Le Comté d’Artois reconnaît les eaux bordant immédiatement son territoire comme territoriales et étendues, et affirme y exercer sa pleine et totale souveraineté. Le présent code fixe les modalités de navigation sur ces eaux.

1. Territorialité.

1.1 Eau territoriale

Les eaux de l’Océan se trouvant à une distance égale ou inférieure à une journée de navigation des terres d’Artois sont considérées comme appartenant au Comté d’Artois. Tout bateau peut y circuler pour du commerce, néanmoins la navigation et le séjour y sont réglementés par le cabotage en eau territoriale. Cette zone s’étend à l’Ouest jusqu’à la frontière avec la zone normande, et à l’Est avec la zone flamande.

1.1.1 Cabotage en eau territoriale

Tout bâtiment se trouvant en eau territoriale artésienne arbore le pavillon de sa terre d’origine ; il doit avoir reçu au préalable une autorisation écrite du Comté d’Artois s’il souhaite traverser ces eaux. Tout manquement à ces clauses entraînera l’arraisonnement dudit bâtiment et, le cas échéant, sa confiscation sans autre forme de procès. Si le bâtiment porte pavillon d’une terre réputée ennemie au Comté d’Artois, il sera coulé.

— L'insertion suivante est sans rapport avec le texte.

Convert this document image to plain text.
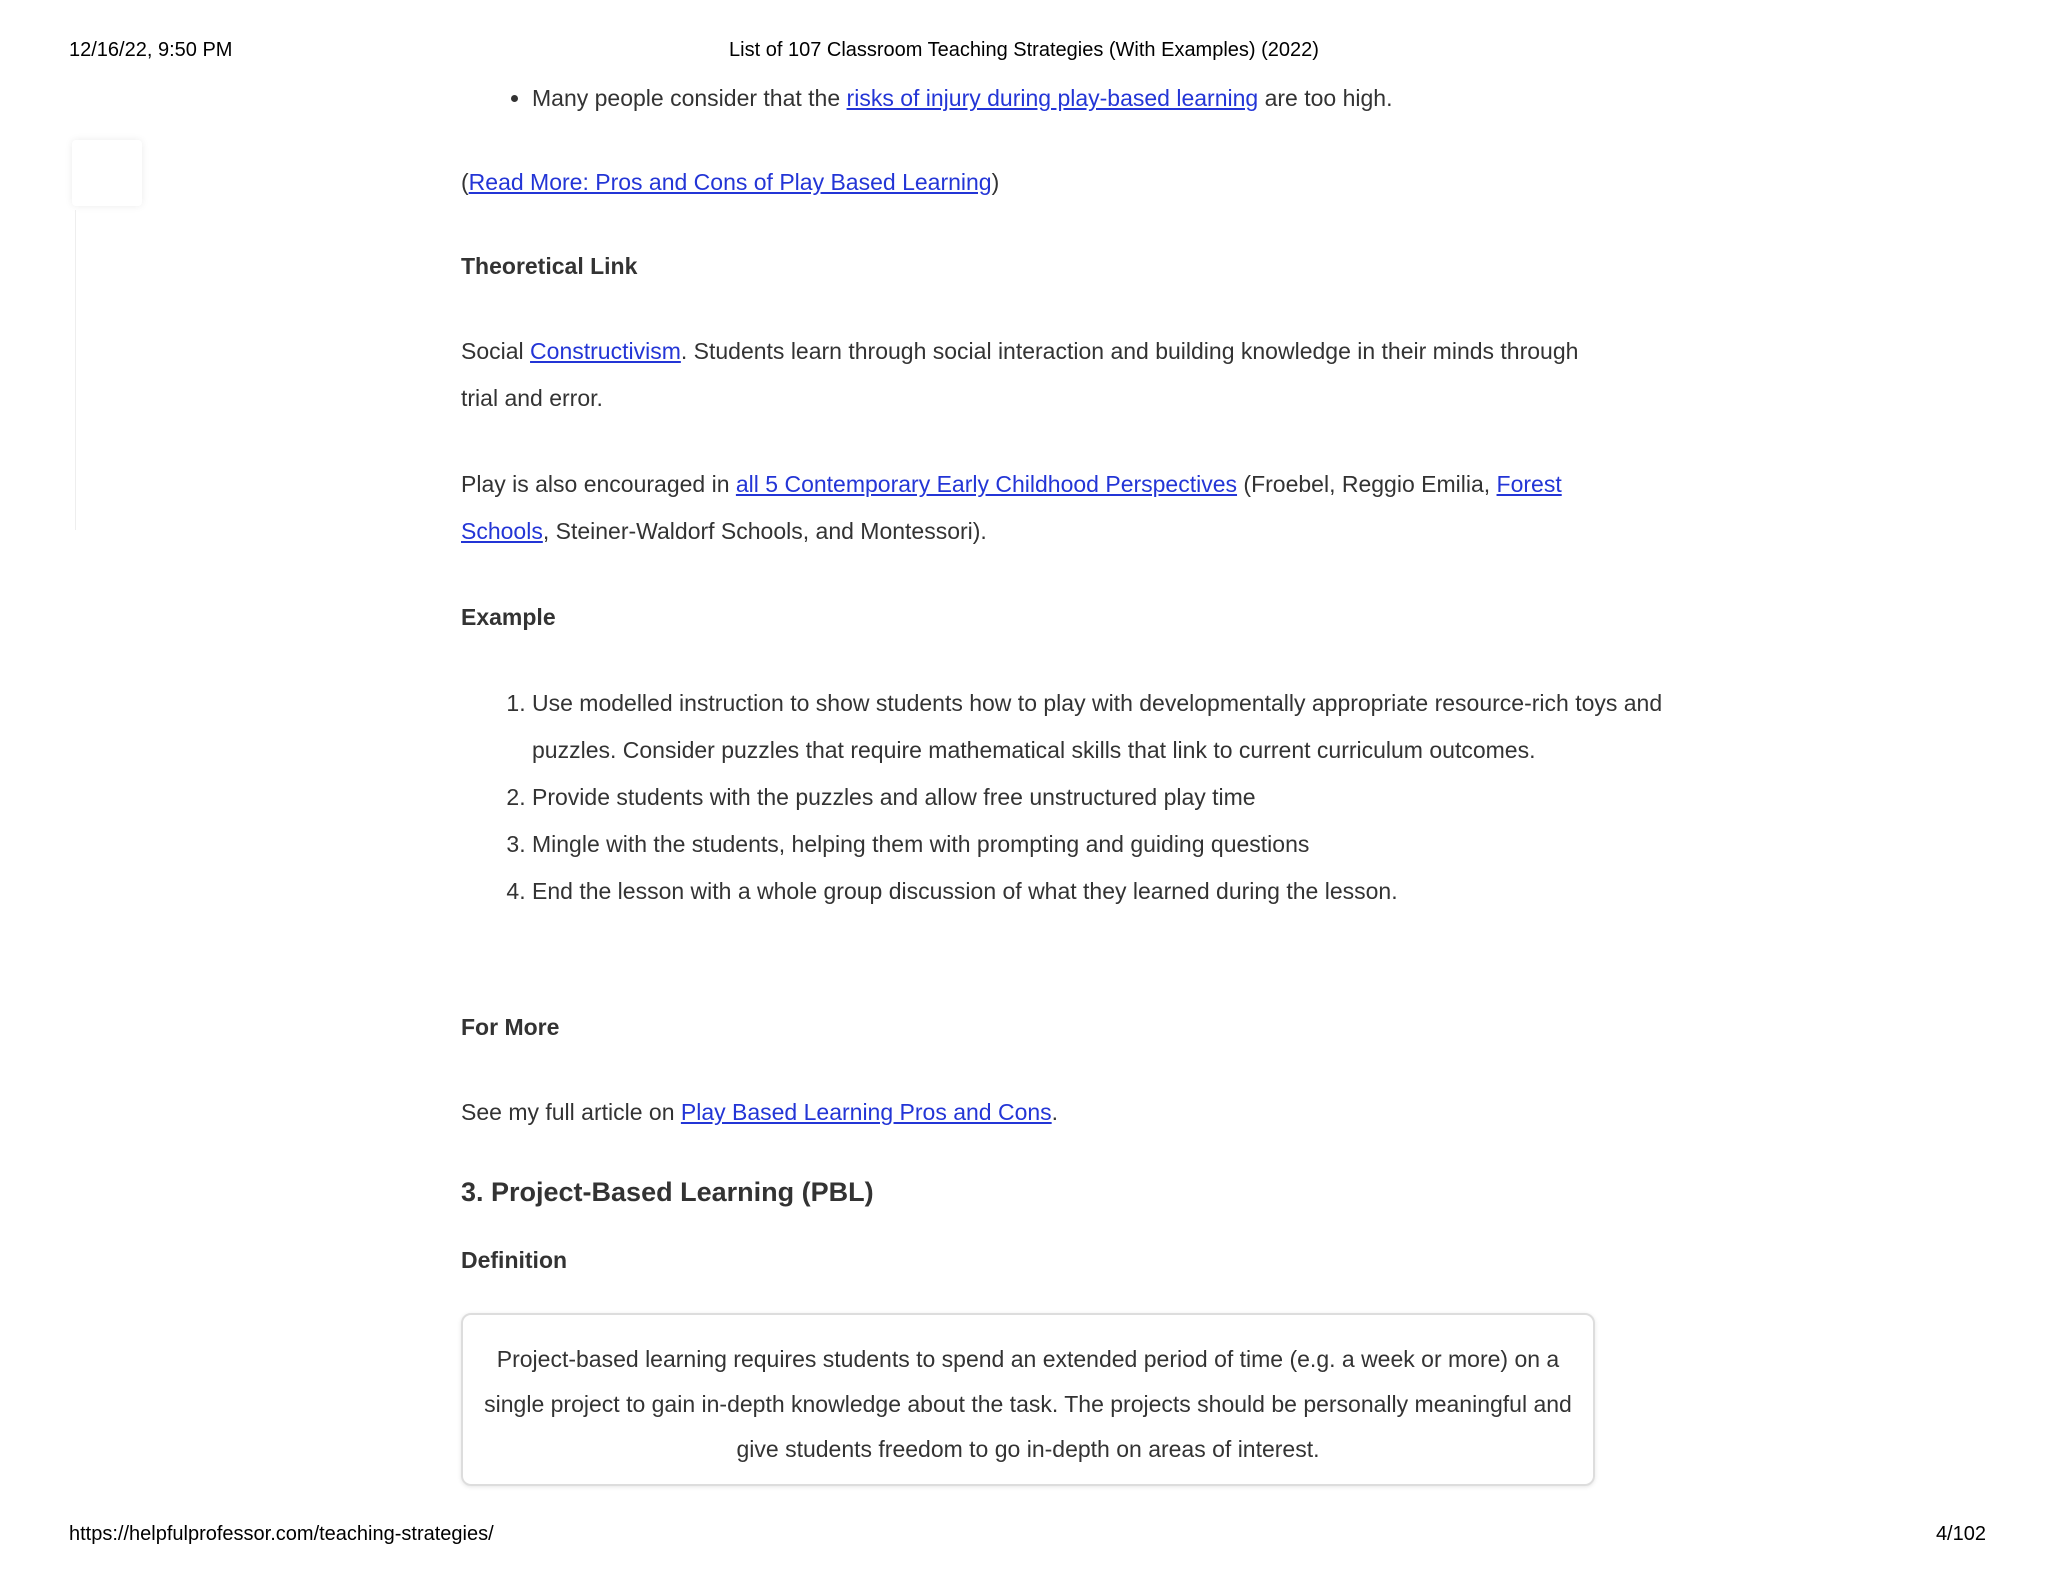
12/16/22, 9:50 PM	List of 107 Classroom Teaching Strategies (With Examples) (2022)
• Many people consider that the risks of injury during play-based learning are too high.

(Read More: Pros and Cons of Play Based Learning)

Theoretical Link

Social Constructivism. Students learn through social interaction and building knowledge in their minds through trial and error.

Play is also encouraged in all 5 Contemporary Early Childhood Perspectives (Froebel, Reggio Emilia, Forest Schools, Steiner-Waldorf Schools, and Montessori).

Example

1. Use modelled instruction to show students how to play with developmentally appropriate resource-rich toys and puzzles. Consider puzzles that require mathematical skills that link to current curriculum outcomes.
2. Provide students with the puzzles and allow free unstructured play time
3. Mingle with the students, helping them with prompting and guiding questions
4. End the lesson with a whole group discussion of what they learned during the lesson.

For More

See my full article on Play Based Learning Pros and Cons.

3. Project-Based Learning (PBL)

Definition

Project-based learning requires students to spend an extended period of time (e.g. a week or more) on a single project to gain in-depth knowledge about the task. The projects should be personally meaningful and give students freedom to go in-depth on areas of interest.
https://helpfulprofessor.com/teaching-strategies/	4/102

1.2 Eau territoriale étendue

Les eaux de l’Océan se trouvant au-delà d’une journée de navigation mais en-deçà de deux journées de navigation sont réputées être eaux territoriales étendues du Comté d’Artois. Tout bateau peut y circuler pour du commerce, néanmoins la navigation et le séjour y sont réglementés par le cabotage en eau territoriale étendue. Cette zone s’étend à l’Ouest jusqu’à la frontière avec la zone normande, et à l’Est avec la zone flamande.

1.2.1 Cabotage en eau territoriale étendue

Tout bâtiment se trouvant en eau territoriale étendue arbore le pavillon de sa terre d’origine ; il doit avoir reçu au préalable une autorisation écrite du Comté d’Artois s’il souhaite traverser ces eaux. Tout manquement à ces clauses entraînera l’arraisonnement dudit bâtiment et, le cas échéant, sa fouille afin d’en déterminer ses intentions. Il devra alors présenter une lettre d’accréditation du Comté d’Artois ou d’une province alliée afin de pouvoir repartir librement. Si le bâtiment porte le pavillon d’une terre réputée ennemie au Comté d’Artois, il sera coulé.

1.3 Navigation hauturière

La navigation de tout bâtiment hors des zones territoriale artésienne ou de ses eaux territoriales étendues est libre.

2. Du système portuaire artésien

2.1 Des ports maritimes

2.1.1 De la relâche et du mouillage

Les ports artésiens sont réservés aux bâtiments artésiens qui peuvent y mouiller ou relâcher librement. Pour les bâtiments alliés ou dûment autorisés par le Comté d’Artois, les articles suivants définissent les modalités de mouillage ainsi que de relâchage.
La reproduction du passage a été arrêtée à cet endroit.